The oracles giggled and fell silent, alternately munching their tarty tarts and puffing on their hookah. Finally, with a look of exasperation, the yellow caterpillar said to Redd, “Du-uh. We’re waiting for you to ask the question!”


Redd balled her hands into fists. “When is the Garden of Uncompleted Mazes?” she rasped.


“Oh, now and then, now and then,” Blue answered, upon which all of the caterpillars shook with loud laughter-all except Green, who continued to munch a tarty tart and blink at Redd with an appraising, curious expression.

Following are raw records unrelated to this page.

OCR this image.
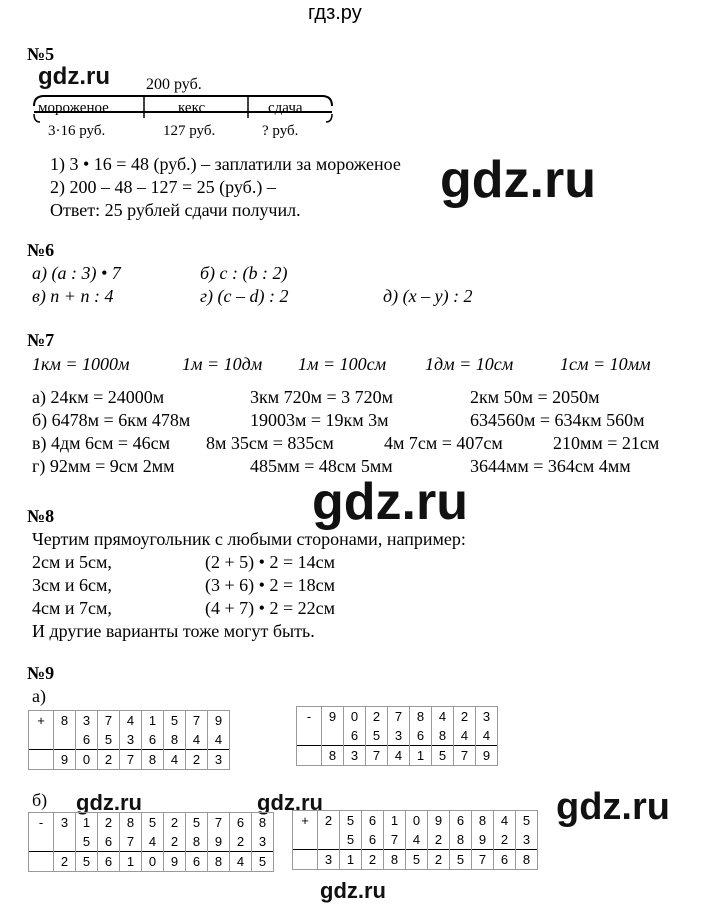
гдз.ру
№5
gdz.ru 200 руб.
мороженое	кекс	сдача
3·16 руб.	127 руб.	? руб.
1) 3 • 16 = 48 (руб.) – заплатили за мороженое
2) 200 – 48 – 127 = 25 (руб.) –
Ответ: 25 рублей сдачи получил.
gdz.ru
№6
а) (a : 3) • 7	б) c : (b : 2)
в) n + n : 4	г) (c – d) : 2	д) (x – y) : 2
№7
1км = 1000м	1м = 10дм 1м = 100см 1дм = 10см	1см = 10мм
а) 24км = 24000м	3км 720м = 3 720м	2км 50м = 2050м
б) 6478м = 6км 478м	19003м = 19км 3м	634560м = 634км 560м
в) 4дм 6см = 46см 8м 35см = 835см	4м 7см = 407см	210мм = 21см
г) 92мм = 9см 2мм	485мм = 48см 5мм	3644мм = 364см 4мм
gdz.ru
№8
Чертим прямоугольник с любыми сторонами, например:
2см и 5см,	(2 + 5) • 2 = 14см
3см и 6см,	(3 + 6) • 2 = 18см
4см и 7см,	(4 + 7) • 2 = 22см
И другие варианты тоже могут быть.
№9
а)
+	8	3	7	4	1	5	7	9
		6	5	3	6	8	4	4
	9	0	2	7	8	4	2	3
-	9	0	2	7	8	4	2	3
		6	5	3	6	8	4	4
	8	3	7	4	1	5	7	9
б) gdz.ru	gdz.ru	gdz.ru
-	3	1	2	8	5	2	5	7	6	8
		5	6	7	4	2	8	9	2	3
	2	5	6	1	0	9	6	8	4	5
+	2	5	6	1	0	9	6	8	4	5
		5	6	7	4	2	8	9	2	3
	3	1	2	8	5	2	5	7	6	8
gdz.ru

Unable to hold back any longer, Redd aimed her crooked stick at them as if it were a rifle or bayonet and-


Foo-foo-foo-foo-foo-foosh!


Fireballs shot out. The caterpillars’ six mushrooms erupted. Flames licked the sky, sizzled out as quickly as they’d come. The mushrooms had been charred black, but there was no sign of the caterpillars.


“Idiots! Useless idiots!” Redd shouted.


Vollrath, The Cat, Siren, and Alistaire dropped to the ground and covered their heads as she lashed out at the landscape, conjuring orb generators, crystal shot, and flaming spears. A shadow fell over them as an enormous scythe formed in the air and began to swing, lopping mushrooms flat. But at the very height of the violence-the exploding fungi, the thousand razor-cards shredding mushroom stalks-Redd felt a tap on her shoulder. She turned and there was the green caterpillar, nonchalantly puffing on a small hookah. Redd held up a hand; the outsized scythe paused mid-swing, the orb generators and razor-cards and flaming spears hung suspended in mid-flight.

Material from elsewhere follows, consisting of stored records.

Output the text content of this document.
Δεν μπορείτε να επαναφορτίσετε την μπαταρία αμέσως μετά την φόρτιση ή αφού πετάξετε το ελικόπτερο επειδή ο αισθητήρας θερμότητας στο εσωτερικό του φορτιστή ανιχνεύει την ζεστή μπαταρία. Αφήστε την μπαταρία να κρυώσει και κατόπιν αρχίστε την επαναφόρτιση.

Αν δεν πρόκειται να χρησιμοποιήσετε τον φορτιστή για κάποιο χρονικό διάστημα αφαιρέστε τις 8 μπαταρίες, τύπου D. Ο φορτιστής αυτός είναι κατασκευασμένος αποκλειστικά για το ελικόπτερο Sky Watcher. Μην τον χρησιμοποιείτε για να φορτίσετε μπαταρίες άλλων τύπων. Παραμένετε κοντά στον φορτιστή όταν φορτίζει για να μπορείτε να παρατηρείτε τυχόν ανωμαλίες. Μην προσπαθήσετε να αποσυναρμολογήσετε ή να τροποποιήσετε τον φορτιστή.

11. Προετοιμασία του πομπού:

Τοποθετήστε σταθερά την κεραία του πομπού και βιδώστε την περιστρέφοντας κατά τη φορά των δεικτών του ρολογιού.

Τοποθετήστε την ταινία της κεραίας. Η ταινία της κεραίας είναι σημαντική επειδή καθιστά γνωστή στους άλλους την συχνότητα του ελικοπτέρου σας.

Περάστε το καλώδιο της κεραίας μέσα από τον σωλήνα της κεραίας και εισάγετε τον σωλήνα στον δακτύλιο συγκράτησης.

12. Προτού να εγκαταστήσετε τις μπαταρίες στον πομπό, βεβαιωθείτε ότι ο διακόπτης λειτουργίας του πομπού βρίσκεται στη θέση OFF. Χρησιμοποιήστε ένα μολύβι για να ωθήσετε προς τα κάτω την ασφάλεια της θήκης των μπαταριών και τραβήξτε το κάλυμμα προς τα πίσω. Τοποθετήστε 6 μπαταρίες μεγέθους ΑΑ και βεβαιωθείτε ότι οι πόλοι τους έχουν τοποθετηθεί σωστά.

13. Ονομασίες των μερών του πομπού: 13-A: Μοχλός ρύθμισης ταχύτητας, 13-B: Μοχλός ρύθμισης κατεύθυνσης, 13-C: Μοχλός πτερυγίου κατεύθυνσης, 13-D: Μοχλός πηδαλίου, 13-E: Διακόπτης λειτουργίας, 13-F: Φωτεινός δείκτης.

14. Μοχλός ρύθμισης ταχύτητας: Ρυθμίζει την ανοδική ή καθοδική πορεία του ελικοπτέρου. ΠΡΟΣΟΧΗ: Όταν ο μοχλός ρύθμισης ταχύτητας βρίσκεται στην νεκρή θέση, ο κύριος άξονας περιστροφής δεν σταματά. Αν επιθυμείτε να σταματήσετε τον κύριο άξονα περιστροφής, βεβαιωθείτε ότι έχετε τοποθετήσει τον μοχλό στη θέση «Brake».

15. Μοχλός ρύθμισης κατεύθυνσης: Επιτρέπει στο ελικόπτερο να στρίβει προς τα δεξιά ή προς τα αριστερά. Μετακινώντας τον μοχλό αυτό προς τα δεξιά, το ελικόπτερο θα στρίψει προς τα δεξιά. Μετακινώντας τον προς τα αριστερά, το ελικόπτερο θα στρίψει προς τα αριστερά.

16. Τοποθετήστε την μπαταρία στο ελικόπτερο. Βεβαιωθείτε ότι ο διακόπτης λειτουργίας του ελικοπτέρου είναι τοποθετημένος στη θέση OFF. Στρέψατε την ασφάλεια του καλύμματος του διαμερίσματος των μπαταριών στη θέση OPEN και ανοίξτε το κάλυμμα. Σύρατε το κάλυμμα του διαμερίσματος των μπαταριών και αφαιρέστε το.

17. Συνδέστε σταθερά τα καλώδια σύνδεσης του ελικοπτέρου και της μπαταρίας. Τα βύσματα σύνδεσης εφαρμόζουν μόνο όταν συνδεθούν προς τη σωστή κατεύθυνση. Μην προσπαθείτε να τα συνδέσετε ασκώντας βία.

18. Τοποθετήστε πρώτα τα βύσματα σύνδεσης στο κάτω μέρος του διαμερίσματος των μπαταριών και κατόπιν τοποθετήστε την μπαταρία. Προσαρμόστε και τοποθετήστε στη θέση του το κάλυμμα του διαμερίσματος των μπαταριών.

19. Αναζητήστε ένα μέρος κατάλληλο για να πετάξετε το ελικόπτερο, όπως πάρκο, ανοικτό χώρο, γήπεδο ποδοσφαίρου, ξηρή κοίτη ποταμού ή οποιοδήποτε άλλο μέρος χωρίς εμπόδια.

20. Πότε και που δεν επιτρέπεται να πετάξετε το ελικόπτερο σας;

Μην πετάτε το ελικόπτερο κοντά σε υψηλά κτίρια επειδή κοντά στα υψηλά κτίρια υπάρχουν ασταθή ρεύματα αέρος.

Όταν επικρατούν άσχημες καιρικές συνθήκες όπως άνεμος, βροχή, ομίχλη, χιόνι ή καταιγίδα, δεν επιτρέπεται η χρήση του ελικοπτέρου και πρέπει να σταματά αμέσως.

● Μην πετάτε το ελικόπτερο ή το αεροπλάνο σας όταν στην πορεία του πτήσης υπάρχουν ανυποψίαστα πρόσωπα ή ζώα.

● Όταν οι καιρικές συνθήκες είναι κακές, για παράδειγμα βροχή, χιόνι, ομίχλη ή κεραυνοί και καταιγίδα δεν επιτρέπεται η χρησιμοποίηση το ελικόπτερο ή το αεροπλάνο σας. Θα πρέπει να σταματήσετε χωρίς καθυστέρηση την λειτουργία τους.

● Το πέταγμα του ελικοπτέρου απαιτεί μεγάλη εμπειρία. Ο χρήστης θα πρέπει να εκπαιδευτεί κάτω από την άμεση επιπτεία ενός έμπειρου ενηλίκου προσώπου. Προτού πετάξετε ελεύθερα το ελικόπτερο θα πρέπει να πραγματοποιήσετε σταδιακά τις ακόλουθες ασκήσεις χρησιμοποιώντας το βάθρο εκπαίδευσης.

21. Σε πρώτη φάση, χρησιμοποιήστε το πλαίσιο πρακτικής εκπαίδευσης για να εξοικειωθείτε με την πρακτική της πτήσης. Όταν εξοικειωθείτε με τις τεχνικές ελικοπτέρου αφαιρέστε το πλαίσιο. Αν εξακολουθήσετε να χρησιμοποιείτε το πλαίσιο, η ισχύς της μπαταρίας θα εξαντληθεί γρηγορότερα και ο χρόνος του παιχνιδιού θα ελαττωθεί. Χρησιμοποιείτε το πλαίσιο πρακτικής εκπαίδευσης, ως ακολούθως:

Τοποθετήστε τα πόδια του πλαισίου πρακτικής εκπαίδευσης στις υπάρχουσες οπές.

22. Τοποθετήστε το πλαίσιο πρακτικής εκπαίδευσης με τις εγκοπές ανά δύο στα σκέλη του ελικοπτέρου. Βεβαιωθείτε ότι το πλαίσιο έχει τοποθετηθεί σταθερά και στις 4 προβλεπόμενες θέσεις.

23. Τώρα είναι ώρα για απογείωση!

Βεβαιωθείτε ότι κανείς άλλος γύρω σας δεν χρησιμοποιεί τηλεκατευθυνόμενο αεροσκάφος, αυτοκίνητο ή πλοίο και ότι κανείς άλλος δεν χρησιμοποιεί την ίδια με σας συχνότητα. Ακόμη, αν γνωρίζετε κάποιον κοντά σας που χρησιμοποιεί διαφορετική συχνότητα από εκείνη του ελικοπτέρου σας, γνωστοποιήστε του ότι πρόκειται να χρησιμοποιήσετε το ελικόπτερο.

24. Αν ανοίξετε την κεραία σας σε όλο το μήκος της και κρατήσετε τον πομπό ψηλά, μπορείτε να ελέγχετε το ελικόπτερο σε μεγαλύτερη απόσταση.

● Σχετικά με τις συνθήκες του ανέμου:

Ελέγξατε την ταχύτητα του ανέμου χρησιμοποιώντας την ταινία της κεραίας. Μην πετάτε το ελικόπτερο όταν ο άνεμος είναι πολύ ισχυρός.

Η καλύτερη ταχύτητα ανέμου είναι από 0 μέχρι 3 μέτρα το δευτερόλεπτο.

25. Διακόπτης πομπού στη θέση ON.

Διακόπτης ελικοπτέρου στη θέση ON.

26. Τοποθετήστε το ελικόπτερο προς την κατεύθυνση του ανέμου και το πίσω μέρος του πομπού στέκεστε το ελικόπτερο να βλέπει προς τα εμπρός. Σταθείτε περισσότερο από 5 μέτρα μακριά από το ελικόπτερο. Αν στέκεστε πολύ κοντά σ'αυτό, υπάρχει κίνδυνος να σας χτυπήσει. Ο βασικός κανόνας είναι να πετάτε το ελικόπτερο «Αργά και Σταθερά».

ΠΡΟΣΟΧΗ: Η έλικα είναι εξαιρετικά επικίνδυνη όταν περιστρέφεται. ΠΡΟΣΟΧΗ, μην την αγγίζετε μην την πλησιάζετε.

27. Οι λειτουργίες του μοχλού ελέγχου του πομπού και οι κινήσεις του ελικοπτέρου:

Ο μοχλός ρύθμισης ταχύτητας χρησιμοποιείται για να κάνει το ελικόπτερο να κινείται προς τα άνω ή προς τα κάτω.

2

“The Garden of Uncompleted Mazes exists in the could-have-been,” the oracle said. “What could have been was then. But it is also now. Do you understand?”


“I don’t want to understand. Tell me where the garden is or you will lose the valley forever.”


The caterpillar pulled at his water pipe and considered the renegade princess before him: the hate-infused creases of her toughened skin; the knotty hair; the gown of rose vines in constant slithery motion. At length, he said, “To get there, it is necessary for you to think back to the precise moment when your becoming queen-a thing to be-became a could-have-been. Let your mind be wholly absorbed in that moment. Give yourself up to it. Reexperience it in all of its emotional devastation. Once you accomplish this, you will see, somewhere in the rear of the memory, a small door. Through this door, you will find the garden.”


Redd was suspicious. “Why are you telling me this when the others didn’t?”


“Let’s just say, it gives me something to do.”


The caterpillar exhaled a cloud of green smoke. It enveloped Redd and the others, and when they awoke, they were alone.